From the definition of Big-O: O(g(n)) = {f(n): there exist positive constants c2 and n0 such that 0 ≤ f(n) ≤ c2g(n) for all n > n0}, the solution seems right.
Let's say f(n) = cn + n = n(c + 1), and g(n) = n. Then n(c + 1) ≤ c2n if c2 ≥ c + 1. => f(n) = O(n).
Is it wrong because f(n) actually is T(n) and not cn + n, and instead g(n) = cn + n??
I would really appreciate a helpful answer.
At page 2 in this paper the problem is describe. The reason why this solution is wrong is because the extra n in cn + n adds up in every recursive level. As the paper said "over many recursive calls, those “plus ones” add up"
Edit (Have more time to answer probably).

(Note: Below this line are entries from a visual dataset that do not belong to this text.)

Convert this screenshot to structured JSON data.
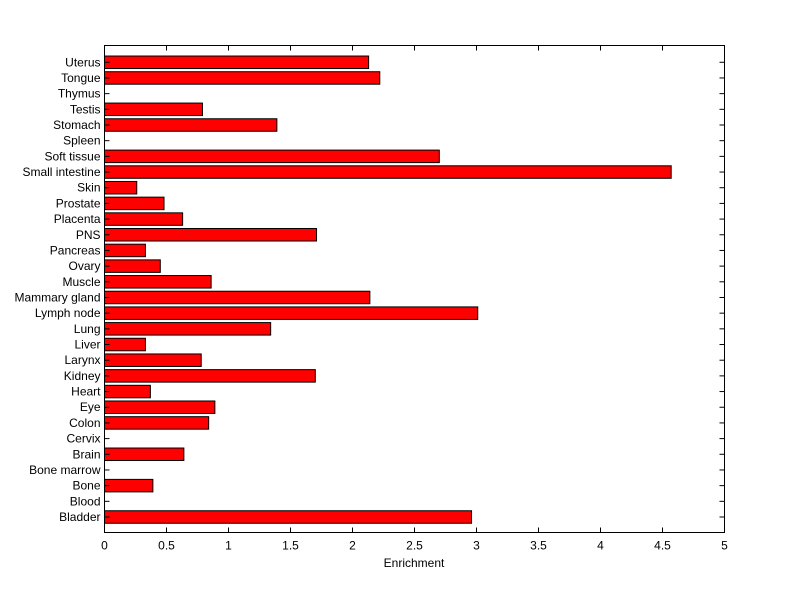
{
  "chart_data": {
    "type": "bar",
    "orientation": "horizontal",
    "title": "",
    "xlabel": "Enrichment",
    "ylabel": "",
    "xlim": [
      0,
      5
    ],
    "xticks": [
      "0",
      "0.5",
      "1",
      "1.5",
      "2",
      "2.5",
      "3",
      "3.5",
      "4",
      "4.5",
      "5"
    ],
    "grid": false,
    "bar_color": "#ff0000",
    "categories": [
      "Bladder",
      "Blood",
      "Bone",
      "Bone marrow",
      "Brain",
      "Cervix",
      "Colon",
      "Eye",
      "Heart",
      "Kidney",
      "Larynx",
      "Liver",
      "Lung",
      "Lymph node",
      "Mammary gland",
      "Muscle",
      "Ovary",
      "Pancreas",
      "PNS",
      "Placenta",
      "Prostate",
      "Skin",
      "Small intestine",
      "Soft tissue",
      "Spleen",
      "Stomach",
      "Testis",
      "Thymus",
      "Tongue",
      "Uterus"
    ],
    "values": [
      2.96,
      0,
      0.39,
      0,
      0.64,
      0,
      0.84,
      0.89,
      0.37,
      1.7,
      0.78,
      0.33,
      1.34,
      3.01,
      2.14,
      0.86,
      0.45,
      0.33,
      1.71,
      0.63,
      0.48,
      0.26,
      4.57,
      2.7,
      0,
      1.39,
      0.79,
      0,
      2.22,
      2.13
    ]
  }
}
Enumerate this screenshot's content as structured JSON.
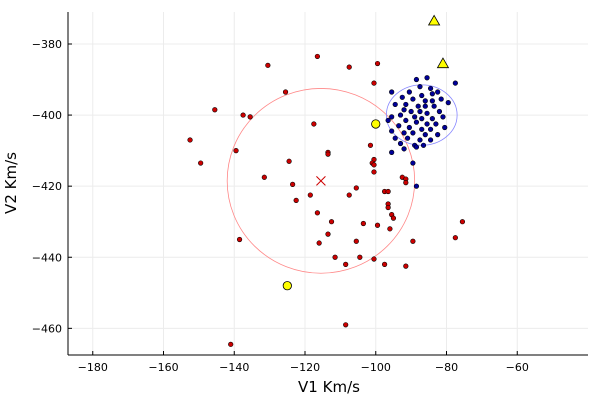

What I tried to do in the question was to solve the problem by induction. This means that I show that the next recursion still is true for my time complexity, which would mean that it would hold for the next recursion after that and so on. However this is only true if the time complexity I calculated is lower than my guess, in this case cn. For example cn + n is larger than cn and and my proof therefore fails. This is because, if I now let the recursion go on one more time I start with cn + n. This would than be calculated to c(cn + n) + n = n * c^2 + cn + n. This would increase for every recursive level and would not grow with O(n). It therefore fails. If however my proof was calculated to cn or lower(imagine it), then the next level would be cn or lower, just as the following one and so on. This leads to O(n). In short the calculation needs to be lower or equal to the quest.